Il gruppo milanese archivia il 2025 con ricavi per 3,05 miliardi di euro (+2,4%), un Ebitda rettificato di 785 milioni (+7,6% organico) e un utile di 386 milioni (+2,7%). Il free cash flow ricorrente è di 571 milioni e il dividendo proposto è di 0,10 euro per azione (+54%). Il rapporto debito netto/Ebitda si è ridotto a 2,5 volte, rispetto al picco di 3,6 volte al 30 settembre 2024.
“Nel 2025 - ha commentato il ceo Simon Hunt - abbiamo affrontato le complessità con resilienza e conseguito una robusta crescita organica sia delle vendite sia della redditività, rafforzando al contempo la direzione strategica. Il team di Camparisti ha fatto sì che i nostri brand sovraperformassero e guadagnassero quote di mercato in quasi tutti i mercati a livello globale, con crescita in 24 Paesi e in tutte le nostre brand house”.
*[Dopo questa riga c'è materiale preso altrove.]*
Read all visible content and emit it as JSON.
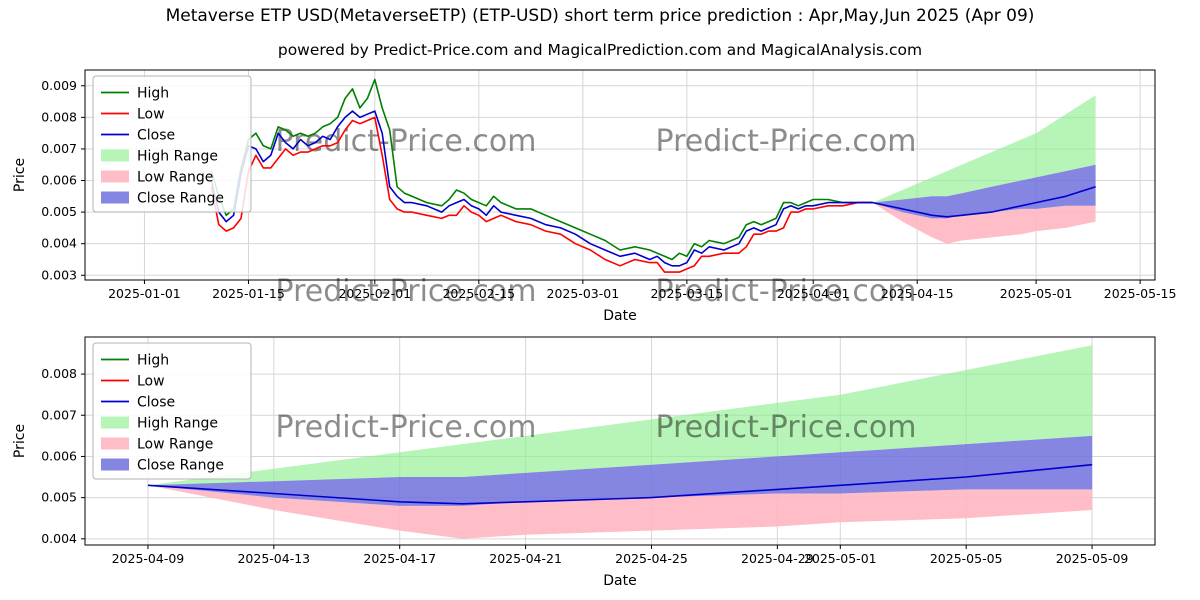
{
  "page": {
    "title": "Metaverse ETP USD(MetaverseETP) (ETP-USD) short term price prediction : Apr,May,Jun 2025 (Apr 09)",
    "subtitle": "powered by Predict-Price.com and MagicalPrediction.com and MagicalAnalysis.com",
    "watermark": "Predict-Price.com"
  },
  "colors": {
    "high": "#008000",
    "low": "#ff0000",
    "close": "#0000cd",
    "high_range": "#90ee90",
    "low_range": "#ffb6c1",
    "close_range": "#7070dd",
    "grid": "#d6d6d6",
    "watermark": "#9e9e9e"
  },
  "legend": [
    {
      "label": "High",
      "swatch": "line",
      "color": "high"
    },
    {
      "label": "Low",
      "swatch": "line",
      "color": "low"
    },
    {
      "label": "Close",
      "swatch": "line",
      "color": "close"
    },
    {
      "label": "High Range",
      "swatch": "patch",
      "color": "high_range",
      "opacity": 0.65
    },
    {
      "label": "Low Range",
      "swatch": "patch",
      "color": "low_range",
      "opacity": 0.9
    },
    {
      "label": "Close Range",
      "swatch": "patch",
      "color": "close_range",
      "opacity": 0.85
    }
  ],
  "chart_data": [
    {
      "type": "line",
      "title": "",
      "xlabel": "Date",
      "ylabel": "Price",
      "legend_position": "upper left",
      "xlim": [
        "2024-12-24",
        "2025-05-17"
      ],
      "ylim": [
        0.00285,
        0.0095
      ],
      "xticks": [
        "2025-01-01",
        "2025-01-15",
        "2025-02-01",
        "2025-02-15",
        "2025-03-01",
        "2025-03-15",
        "2025-04-01",
        "2025-04-15",
        "2025-05-01",
        "2025-05-15"
      ],
      "yticks": [
        0.003,
        0.004,
        0.005,
        0.006,
        0.007,
        0.008,
        0.009
      ],
      "series": [
        {
          "name": "High",
          "color": "high",
          "x": [
            "2025-01-10",
            "2025-01-11",
            "2025-01-12",
            "2025-01-13",
            "2025-01-14",
            "2025-01-15",
            "2025-01-16",
            "2025-01-17",
            "2025-01-18",
            "2025-01-19",
            "2025-01-20",
            "2025-01-21",
            "2025-01-22",
            "2025-01-23",
            "2025-01-24",
            "2025-01-25",
            "2025-01-26",
            "2025-01-27",
            "2025-01-28",
            "2025-01-29",
            "2025-01-30",
            "2025-01-31",
            "2025-02-01",
            "2025-02-02",
            "2025-02-03",
            "2025-02-04",
            "2025-02-05",
            "2025-02-06",
            "2025-02-08",
            "2025-02-10",
            "2025-02-11",
            "2025-02-12",
            "2025-02-13",
            "2025-02-14",
            "2025-02-15",
            "2025-02-16",
            "2025-02-17",
            "2025-02-18",
            "2025-02-20",
            "2025-02-22",
            "2025-02-24",
            "2025-02-26",
            "2025-02-28",
            "2025-03-02",
            "2025-03-04",
            "2025-03-06",
            "2025-03-08",
            "2025-03-10",
            "2025-03-11",
            "2025-03-12",
            "2025-03-13",
            "2025-03-14",
            "2025-03-15",
            "2025-03-16",
            "2025-03-17",
            "2025-03-18",
            "2025-03-20",
            "2025-03-22",
            "2025-03-23",
            "2025-03-24",
            "2025-03-25",
            "2025-03-26",
            "2025-03-27",
            "2025-03-28",
            "2025-03-29",
            "2025-03-30",
            "2025-03-31",
            "2025-04-01",
            "2025-04-03",
            "2025-04-05",
            "2025-04-07",
            "2025-04-09"
          ],
          "y": [
            0.0063,
            0.0055,
            0.0049,
            0.0051,
            0.0064,
            0.0073,
            0.0075,
            0.0071,
            0.007,
            0.0077,
            0.0076,
            0.0074,
            0.0075,
            0.0074,
            0.0075,
            0.0077,
            0.0078,
            0.008,
            0.0086,
            0.0089,
            0.0083,
            0.0086,
            0.0092,
            0.0083,
            0.0076,
            0.0058,
            0.0056,
            0.0055,
            0.0053,
            0.0052,
            0.0054,
            0.0057,
            0.0056,
            0.0054,
            0.0053,
            0.0052,
            0.0055,
            0.0053,
            0.0051,
            0.0051,
            0.0049,
            0.0047,
            0.0045,
            0.0043,
            0.0041,
            0.0038,
            0.0039,
            0.0038,
            0.0037,
            0.0036,
            0.0035,
            0.0037,
            0.0036,
            0.004,
            0.0039,
            0.0041,
            0.004,
            0.0042,
            0.0046,
            0.0047,
            0.0046,
            0.0047,
            0.0048,
            0.0053,
            0.0053,
            0.0052,
            0.0053,
            0.0054,
            0.0054,
            0.0053,
            0.0053,
            0.0053
          ]
        },
        {
          "name": "Low",
          "color": "low",
          "x": [
            "2025-01-10",
            "2025-01-11",
            "2025-01-12",
            "2025-01-13",
            "2025-01-14",
            "2025-01-15",
            "2025-01-16",
            "2025-01-17",
            "2025-01-18",
            "2025-01-19",
            "2025-01-20",
            "2025-01-21",
            "2025-01-22",
            "2025-01-23",
            "2025-01-24",
            "2025-01-25",
            "2025-01-26",
            "2025-01-27",
            "2025-01-28",
            "2025-01-29",
            "2025-01-30",
            "2025-01-31",
            "2025-02-01",
            "2025-02-02",
            "2025-02-03",
            "2025-02-04",
            "2025-02-05",
            "2025-02-06",
            "2025-02-08",
            "2025-02-10",
            "2025-02-11",
            "2025-02-12",
            "2025-02-13",
            "2025-02-14",
            "2025-02-15",
            "2025-02-16",
            "2025-02-17",
            "2025-02-18",
            "2025-02-20",
            "2025-02-22",
            "2025-02-24",
            "2025-02-26",
            "2025-02-28",
            "2025-03-02",
            "2025-03-04",
            "2025-03-06",
            "2025-03-08",
            "2025-03-10",
            "2025-03-11",
            "2025-03-12",
            "2025-03-13",
            "2025-03-14",
            "2025-03-15",
            "2025-03-16",
            "2025-03-17",
            "2025-03-18",
            "2025-03-20",
            "2025-03-22",
            "2025-03-23",
            "2025-03-24",
            "2025-03-25",
            "2025-03-26",
            "2025-03-27",
            "2025-03-28",
            "2025-03-29",
            "2025-03-30",
            "2025-03-31",
            "2025-04-01",
            "2025-04-03",
            "2025-04-05",
            "2025-04-07",
            "2025-04-09"
          ],
          "y": [
            0.0058,
            0.0046,
            0.0044,
            0.0045,
            0.0048,
            0.0063,
            0.0068,
            0.0064,
            0.0064,
            0.0067,
            0.007,
            0.0068,
            0.0069,
            0.0069,
            0.007,
            0.0071,
            0.0071,
            0.0072,
            0.0076,
            0.0079,
            0.0078,
            0.0079,
            0.008,
            0.0068,
            0.0054,
            0.0051,
            0.005,
            0.005,
            0.0049,
            0.0048,
            0.0049,
            0.0049,
            0.0052,
            0.005,
            0.0049,
            0.0047,
            0.0048,
            0.0049,
            0.0047,
            0.0046,
            0.0044,
            0.0043,
            0.004,
            0.0038,
            0.0035,
            0.0033,
            0.0035,
            0.0034,
            0.0034,
            0.0031,
            0.0031,
            0.0031,
            0.0032,
            0.0033,
            0.0036,
            0.0036,
            0.0037,
            0.0037,
            0.0039,
            0.0043,
            0.0043,
            0.0044,
            0.0044,
            0.0045,
            0.005,
            0.005,
            0.0051,
            0.0051,
            0.0052,
            0.0052,
            0.0053,
            0.0053
          ]
        },
        {
          "name": "Close",
          "color": "close",
          "x": [
            "2025-01-10",
            "2025-01-11",
            "2025-01-12",
            "2025-01-13",
            "2025-01-14",
            "2025-01-15",
            "2025-01-16",
            "2025-01-17",
            "2025-01-18",
            "2025-01-19",
            "2025-01-20",
            "2025-01-21",
            "2025-01-22",
            "2025-01-23",
            "2025-01-24",
            "2025-01-25",
            "2025-01-26",
            "2025-01-27",
            "2025-01-28",
            "2025-01-29",
            "2025-01-30",
            "2025-01-31",
            "2025-02-01",
            "2025-02-02",
            "2025-02-03",
            "2025-02-04",
            "2025-02-05",
            "2025-02-06",
            "2025-02-08",
            "2025-02-10",
            "2025-02-11",
            "2025-02-12",
            "2025-02-13",
            "2025-02-14",
            "2025-02-15",
            "2025-02-16",
            "2025-02-17",
            "2025-02-18",
            "2025-02-20",
            "2025-02-22",
            "2025-02-24",
            "2025-02-26",
            "2025-02-28",
            "2025-03-02",
            "2025-03-04",
            "2025-03-06",
            "2025-03-08",
            "2025-03-10",
            "2025-03-11",
            "2025-03-12",
            "2025-03-13",
            "2025-03-14",
            "2025-03-15",
            "2025-03-16",
            "2025-03-17",
            "2025-03-18",
            "2025-03-20",
            "2025-03-22",
            "2025-03-23",
            "2025-03-24",
            "2025-03-25",
            "2025-03-26",
            "2025-03-27",
            "2025-03-28",
            "2025-03-29",
            "2025-03-30",
            "2025-03-31",
            "2025-04-01",
            "2025-04-03",
            "2025-04-05",
            "2025-04-07",
            "2025-04-09",
            "2025-04-13",
            "2025-04-17",
            "2025-04-19",
            "2025-04-21",
            "2025-04-25",
            "2025-04-29",
            "2025-05-01",
            "2025-05-05",
            "2025-05-09"
          ],
          "y": [
            0.006,
            0.005,
            0.0047,
            0.0049,
            0.0062,
            0.0071,
            0.007,
            0.0066,
            0.0068,
            0.0075,
            0.0072,
            0.007,
            0.0073,
            0.0071,
            0.0072,
            0.0074,
            0.0073,
            0.0077,
            0.008,
            0.0082,
            0.008,
            0.0081,
            0.0082,
            0.0075,
            0.0058,
            0.0055,
            0.0053,
            0.0053,
            0.0052,
            0.005,
            0.0052,
            0.0053,
            0.0054,
            0.0052,
            0.0051,
            0.0049,
            0.0052,
            0.005,
            0.0049,
            0.0048,
            0.0046,
            0.0045,
            0.0043,
            0.004,
            0.0038,
            0.0036,
            0.0037,
            0.0035,
            0.0036,
            0.0034,
            0.0033,
            0.0033,
            0.0034,
            0.0038,
            0.0037,
            0.0039,
            0.0038,
            0.004,
            0.0044,
            0.0045,
            0.0044,
            0.0045,
            0.0046,
            0.0051,
            0.0052,
            0.0051,
            0.0052,
            0.0052,
            0.0053,
            0.0053,
            0.0053,
            0.0053,
            0.0051,
            0.0049,
            0.00485,
            0.0049,
            0.005,
            0.0052,
            0.0053,
            0.0055,
            0.0058
          ]
        }
      ],
      "bands": [
        {
          "name": "High Range",
          "color": "high_range",
          "opacity": 0.65,
          "x": [
            "2025-04-09",
            "2025-04-13",
            "2025-04-17",
            "2025-04-19",
            "2025-04-21",
            "2025-04-25",
            "2025-04-29",
            "2025-05-01",
            "2025-05-05",
            "2025-05-09"
          ],
          "upper": [
            0.0053,
            0.0057,
            0.0061,
            0.0063,
            0.0065,
            0.0069,
            0.0073,
            0.0075,
            0.0081,
            0.0087
          ],
          "lower": [
            0.0053,
            0.0054,
            0.0055,
            0.0055,
            0.0056,
            0.0058,
            0.006,
            0.0061,
            0.0063,
            0.0065
          ]
        },
        {
          "name": "Low Range",
          "color": "low_range",
          "opacity": 0.9,
          "x": [
            "2025-04-09",
            "2025-04-13",
            "2025-04-17",
            "2025-04-19",
            "2025-04-21",
            "2025-04-25",
            "2025-04-29",
            "2025-05-01",
            "2025-05-05",
            "2025-05-09"
          ],
          "upper": [
            0.0053,
            0.005,
            0.0048,
            0.0048,
            0.0049,
            0.005,
            0.0051,
            0.0051,
            0.0052,
            0.0052
          ],
          "lower": [
            0.0053,
            0.0047,
            0.0042,
            0.004,
            0.0041,
            0.0042,
            0.0043,
            0.0044,
            0.0045,
            0.0047
          ]
        },
        {
          "name": "Close Range",
          "color": "close_range",
          "opacity": 0.85,
          "x": [
            "2025-04-09",
            "2025-04-13",
            "2025-04-17",
            "2025-04-19",
            "2025-04-21",
            "2025-04-25",
            "2025-04-29",
            "2025-05-01",
            "2025-05-05",
            "2025-05-09"
          ],
          "upper": [
            0.0053,
            0.0054,
            0.0055,
            0.0055,
            0.0056,
            0.0058,
            0.006,
            0.0061,
            0.0063,
            0.0065
          ],
          "lower": [
            0.0053,
            0.005,
            0.0048,
            0.0048,
            0.0049,
            0.005,
            0.0051,
            0.0051,
            0.0052,
            0.0052
          ]
        }
      ]
    },
    {
      "type": "line",
      "title": "",
      "xlabel": "Date",
      "ylabel": "Price",
      "legend_position": "upper left",
      "xlim": [
        "2025-04-07",
        "2025-05-11"
      ],
      "ylim": [
        0.00385,
        0.0089
      ],
      "xticks": [
        "2025-04-09",
        "2025-04-13",
        "2025-04-17",
        "2025-04-21",
        "2025-04-25",
        "2025-04-29",
        "2025-05-01",
        "2025-05-05",
        "2025-05-09"
      ],
      "yticks": [
        0.004,
        0.005,
        0.006,
        0.007,
        0.008
      ],
      "series": [
        {
          "name": "Close",
          "color": "close",
          "x": [
            "2025-04-09",
            "2025-04-13",
            "2025-04-17",
            "2025-04-19",
            "2025-04-21",
            "2025-04-25",
            "2025-04-29",
            "2025-05-01",
            "2025-05-05",
            "2025-05-09"
          ],
          "y": [
            0.0053,
            0.0051,
            0.0049,
            0.00485,
            0.0049,
            0.005,
            0.0052,
            0.0053,
            0.0055,
            0.0058
          ]
        }
      ],
      "bands": [
        {
          "name": "High Range",
          "color": "high_range",
          "opacity": 0.65,
          "x": [
            "2025-04-09",
            "2025-04-13",
            "2025-04-17",
            "2025-04-19",
            "2025-04-21",
            "2025-04-25",
            "2025-04-29",
            "2025-05-01",
            "2025-05-05",
            "2025-05-09"
          ],
          "upper": [
            0.0053,
            0.0057,
            0.0061,
            0.0063,
            0.0065,
            0.0069,
            0.0073,
            0.0075,
            0.0081,
            0.0087
          ],
          "lower": [
            0.0053,
            0.0054,
            0.0055,
            0.0055,
            0.0056,
            0.0058,
            0.006,
            0.0061,
            0.0063,
            0.0065
          ]
        },
        {
          "name": "Low Range",
          "color": "low_range",
          "opacity": 0.9,
          "x": [
            "2025-04-09",
            "2025-04-13",
            "2025-04-17",
            "2025-04-19",
            "2025-04-21",
            "2025-04-25",
            "2025-04-29",
            "2025-05-01",
            "2025-05-05",
            "2025-05-09"
          ],
          "upper": [
            0.0053,
            0.005,
            0.0048,
            0.0048,
            0.0049,
            0.005,
            0.0051,
            0.0051,
            0.0052,
            0.0052
          ],
          "lower": [
            0.0053,
            0.0047,
            0.0042,
            0.004,
            0.0041,
            0.0042,
            0.0043,
            0.0044,
            0.0045,
            0.0047
          ]
        },
        {
          "name": "Close Range",
          "color": "close_range",
          "opacity": 0.85,
          "x": [
            "2025-04-09",
            "2025-04-13",
            "2025-04-17",
            "2025-04-19",
            "2025-04-21",
            "2025-04-25",
            "2025-04-29",
            "2025-05-01",
            "2025-05-05",
            "2025-05-09"
          ],
          "upper": [
            0.0053,
            0.0054,
            0.0055,
            0.0055,
            0.0056,
            0.0058,
            0.006,
            0.0061,
            0.0063,
            0.0065
          ],
          "lower": [
            0.0053,
            0.005,
            0.0048,
            0.0048,
            0.0049,
            0.005,
            0.0051,
            0.0051,
            0.0052,
            0.0052
          ]
        }
      ]
    }
  ]
}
Per il 2026 ha aggiunto il top manager “ci attendiamo il proseguimento del ritmo di crescita organica delle vendite e un ulteriore miglioramento della redditività. Siamo focalizzati su nuovi formati per nuove occasioni di consumo, con maggiore attenzione sui brand strategici e su un’accelerazione dell’espansione geografica, garantendo al contempo una continua disciplina a livello di bilancio”.
Sugli effetti della crisi della guerra in Medio oriente, Hunt ha detto che “al momento non vediamo alcun impatto materiale”.
L’azionista di controllo Lagfin ha avviato il passaggio generazionale: Alessandra Garavoglia, Robert Kunze Concewitz e Paolo Marchesini hanno rassegnato le dimissioni dal consiglio di amministrazione.
A seguito delle loro dimissioni, il cda ha proposto all'assemblea degli azionisti la nomina di Francesco Mele, group chief financial officer, amministratore esecutivo; Alessandro Garavoglia, amministratore non esecutivo e vice presidente; Jacopo Forloni e Chiara Lazzarini, amministratori non esecutivi.